Recently, our company participated in the project “Key Technologies and Applications for Enhancing the Safety and Resilience of Large-Span Steel Cable-Supported Bridges”, which was awarded the 2025 Scientific and Technological Progress Top Prize by the China Steel Structure Association. This recognition marks an important breakthrough in our core technologies for large-span bridge resilience and lays a solid foundation for our continued development in bridge structural safety.

Project Background

Large-span steel cable-supported bridges are widely used in river crossings, sea spans, and deep canyon crossings. However, their safety and resilience under extreme events such as strong earthquakes, high winds, fires, as well as operational loads including temperature variations and heavy traffic, need urgent enhancement. This project actively responds to national strategic needs and builds on sustained support from the National Natural Science Foundation, the National 863 Program, the National Key R&D Program, and major transportation science and technology projects. It focuses on key challenges including resilient structural systems for large-span steel cable-supported bridges, novel high-toughness structures, efficient aerodynamic measures, and cable fire-resistance technologies. Through theoretical analysis, numerical simulation, model testing, field measurement, device development, and engineering verification, the project has achieved a series of innovative results.

Figure 1: Project background and key technical innovation requirements

Innovative Achievements

1. Resilient Structural System Technology for Large-Span Steel Cable-Supported Bridges

The project proposed a multifunctional, adaptive static-dynamic resilience structural system for longitudinal, transverse, and vertical directions, along with corresponding design methodologies. Our company contributed to the development of new devices, including multifunctional static-limit and dynamic damping intelligent dampers, achieving over 15% reduction in tower base internal forces, more than 90% reduction in cumulative displacement at girder ends, and enhanced resilience under combined earthquake, traffic, and temperature effects.

Figure 2: Representative achievements in structural system resilience enhancement

2. Structural Safety and Resilience Enhancement Technology

New structural types were developed, including integrated and segmented streamlined steel-box–concrete deck composite girders and steel-truss–concrete deck composite girders with wind nozzles, achieving more than 4.9 times improvement in deck fatigue life. The project also developed new steel–concrete composite pylons and interface connections, proposing a design method that accounts for steel-cell confinement effects on concrete. As a result, pylon load-bearing capacity and ductility both improved by over 15%.
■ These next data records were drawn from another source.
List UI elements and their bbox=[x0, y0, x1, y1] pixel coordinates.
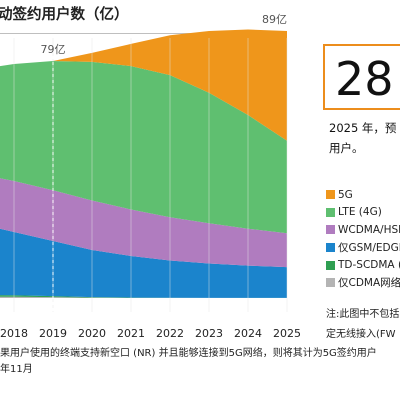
x-tick-label-2024: 2024 bbox=[234, 327, 262, 340]
legend-label-lte: LTE (4G) bbox=[338, 206, 382, 219]
legend-swatch-wcdma bbox=[326, 225, 335, 235]
chart-note: 注:此图中不包括 定无线接入(FW bbox=[326, 305, 400, 345]
legend-item-td-scdma: TD-SCDMA (3 bbox=[326, 256, 400, 274]
highlight-number: 28 bbox=[335, 52, 394, 106]
highlight-text-line-2: 用户。 bbox=[329, 141, 364, 155]
x-tick-label-2021: 2021 bbox=[117, 327, 145, 340]
legend-label-cdma: 仅CDMA网络( bbox=[338, 277, 400, 290]
highlight-callout-box: 28 bbox=[323, 44, 400, 110]
highlight-text: 2025 年，预 用户。 bbox=[329, 118, 400, 158]
chart-title: 动签约用户数（亿） bbox=[0, 7, 129, 23]
legend-swatch-td-scdma bbox=[326, 260, 335, 270]
chart-note-line-2: 定无线接入(FW bbox=[326, 329, 396, 340]
chart-legend: 5G LTE (4G) WCDMA/HSP 仅GSM/EDGE TD-SCDMA… bbox=[326, 186, 400, 292]
chart-note-line-1: 注:此图中不包括 bbox=[326, 309, 400, 320]
legend-item-wcdma: WCDMA/HSP bbox=[326, 221, 400, 239]
footnote: 果用户使用的终端支持新空口 (NR) 并且能够连接到5G网络，则将其计为5G签约… bbox=[0, 346, 400, 378]
area-series-lte bbox=[0, 61, 287, 234]
annotation-label-2019: 79亿 bbox=[41, 43, 66, 56]
legend-label-td-scdma: TD-SCDMA (3 bbox=[338, 259, 400, 272]
legend-item-5g: 5G bbox=[326, 186, 400, 204]
area-series-wcdma bbox=[0, 178, 287, 268]
x-tick-label-2018: 2018 bbox=[0, 327, 28, 340]
area-series-tdscdma bbox=[0, 295, 287, 298]
legend-label-gsm: 仅GSM/EDGE bbox=[338, 242, 400, 255]
legend-label-wcdma: WCDMA/HSP bbox=[338, 223, 400, 236]
footnote-line-1: 果用户使用的终端支持新空口 (NR) 并且能够连接到5G网络，则将其计为5G签约… bbox=[0, 348, 377, 359]
area-series-gsm bbox=[0, 228, 287, 298]
legend-item-cdma: 仅CDMA网络( bbox=[326, 274, 400, 292]
x-tick-label-2025: 2025 bbox=[273, 327, 301, 340]
area-series-cdma bbox=[0, 296, 287, 298]
legend-swatch-gsm bbox=[326, 243, 335, 253]
legend-swatch-5g bbox=[326, 190, 335, 200]
title-divider bbox=[0, 33, 305, 34]
legend-item-gsm: 仅GSM/EDGE bbox=[326, 239, 400, 257]
x-tick-label-2020: 2020 bbox=[78, 327, 106, 340]
area-series-5g bbox=[0, 29, 287, 141]
legend-swatch-lte bbox=[326, 207, 335, 217]
highlight-text-line-1: 2025 年，预 bbox=[329, 121, 397, 135]
x-tick-label-2023: 2023 bbox=[195, 327, 223, 340]
legend-label-5g: 5G bbox=[338, 188, 353, 201]
legend-swatch-cdma bbox=[326, 278, 335, 288]
x-tick-label-2022: 2022 bbox=[156, 327, 184, 340]
x-tick-label-2019: 2019 bbox=[39, 327, 67, 340]
legend-item-lte: LTE (4G) bbox=[326, 204, 400, 222]
annotation-label-2025: 89亿 bbox=[262, 13, 287, 26]
footnote-line-2: 年11月 bbox=[0, 364, 33, 375]
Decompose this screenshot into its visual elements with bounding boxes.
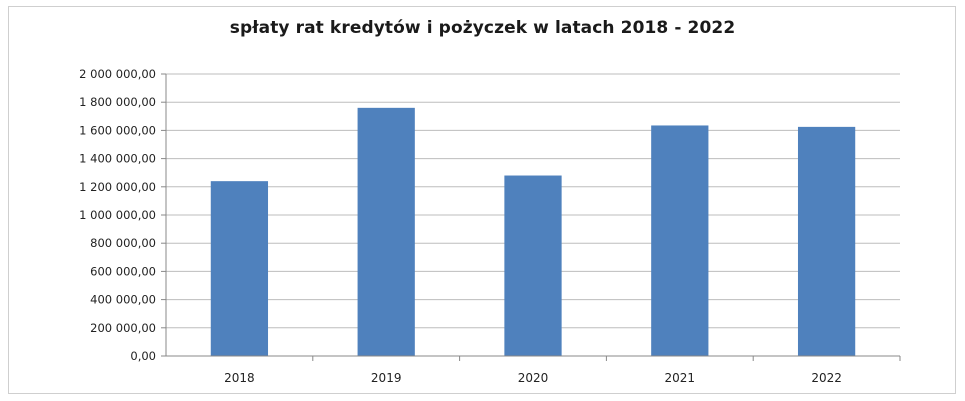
x-tick-label: 2021: [665, 371, 696, 385]
x-tick-label: 2020: [518, 371, 549, 385]
x-tick-label: 2022: [811, 371, 842, 385]
bar-2020: [504, 175, 562, 356]
bar-2022: [797, 126, 856, 356]
bar-2019: [357, 107, 415, 356]
y-tick-label: 800 000,00: [90, 236, 156, 250]
y-tick-label: 1 200 000,00: [79, 180, 156, 194]
y-tick-label: 1 000 000,00: [79, 208, 156, 222]
y-tick-label: 400 000,00: [90, 293, 156, 307]
y-tick-label: 1 400 000,00: [79, 152, 156, 166]
y-tick-label: 1 800 000,00: [79, 95, 156, 109]
bars: [210, 107, 856, 356]
x-tick-label: 2018: [224, 371, 255, 385]
chart-title: spłaty rat kredytów i pożyczek w latach …: [229, 18, 736, 38]
y-tick-label: 200 000,00: [90, 321, 156, 335]
y-tick-label: 1 600 000,00: [79, 123, 156, 137]
bar-2021: [651, 125, 709, 356]
x-tick-label: 2019: [371, 371, 402, 385]
y-tick-label: 2 000 000,00: [79, 67, 156, 81]
axis-labels: 0,00 200 000,00 400 000,00 600 000,00 800 00…: [79, 67, 842, 385]
bar-2018: [210, 181, 269, 356]
y-tick-label: 600 000,00: [90, 264, 156, 278]
y-tick-label: 0,00: [130, 349, 156, 363]
axes: [161, 73, 901, 361]
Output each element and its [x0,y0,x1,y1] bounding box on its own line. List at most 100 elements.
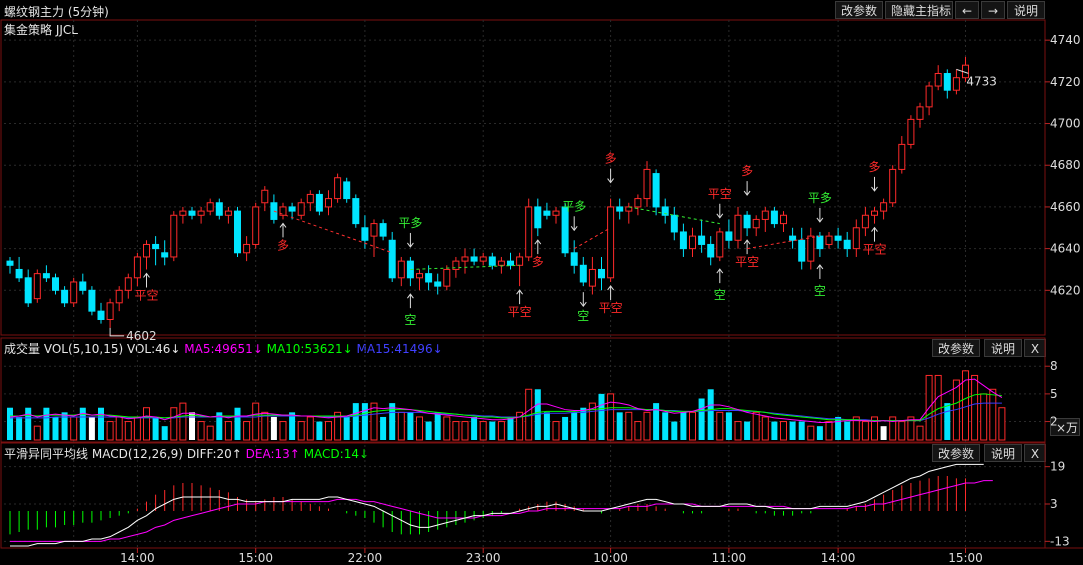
candle [625,206,633,212]
candle [552,210,560,216]
volume-bar [161,426,168,440]
volume-bar [634,421,642,441]
volume-bar [761,416,769,441]
vol-ma10: MA10:53621↓ [266,342,353,356]
volume-help-button[interactable]: 说明 [984,339,1022,357]
signal-arrow-head [871,226,878,232]
volume-bar [552,421,560,441]
candle [871,210,878,216]
candle [88,289,96,312]
volume-bar [370,402,378,441]
high-marker [956,68,969,74]
candle [579,264,587,283]
prev-arrow-button[interactable]: ← [955,1,979,19]
macd-indicator: MACD(12,26,9) [91,447,183,461]
volume-bar [497,421,505,441]
candle [734,214,742,241]
candle [643,168,651,200]
vol-value: VOL:46↓ [126,342,181,356]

3. Wind-Resistant Resilience Technology for Main Girders

The project revealed the energy dissipation mechanism of horizontal aerodynamic control flaps in suppressing flutter and proposed an energy-based method for multi-mode coupled flutter analysis. Efficient aerodynamic control technologies were developed, including steel-truss horizontal flaps with central slots and segmented steel-box vortex suppression gratings, increasing critical flutter wind speed by over 30% and reducing vortex-induced vibration amplitude by more than 60%.

4. Fire-Resistant Cable Resilience Technology

The project proposed rapid inversion models for cable temperatures under fire, post-fire cable damage detection, and safety assessment methods. High-performance aerogel composite fibers and environmentally friendly flame-retardant, solvent-free nano-enhanced coatings were developed. An integrated cable–clamp–anchor system fire-protection scheme was established, ensuring that cable temperatures remain below 300°C for 90 minutes under hydrocarbon fires reaching 1100°C.

Promotion and Application

The project’s outcomes have been applied in major domestic and international projects, including the Shenzhen–Zhongshan Corridor, Balinghe Bridge, Nansha Bridge, and four bridges in Panama, generating significant economic and social benefits. These results break through key technological bottlenecks in enhancing cable-supported bridge resilience, support high-quality construction and maintenance of major projects, advance industry-wide technical progress, and align with the “Strong Transportation Nation” strategy and the Belt and Road Initiative, showcasing China’s bridge engineering capabilities globally.

Figure 3: Representative engineering applications

Conclusion

From fast-developing urban infrastructure to large-span bridges spanning mountains, rivers, and seas, our solutions continue to provide reliable performance across numerous projects. This award recognizes our long-term commitment to R&D and quality improvement. Looking ahead, we will continue to innovate and contribute, writing more chapters of achievement for the Datong team.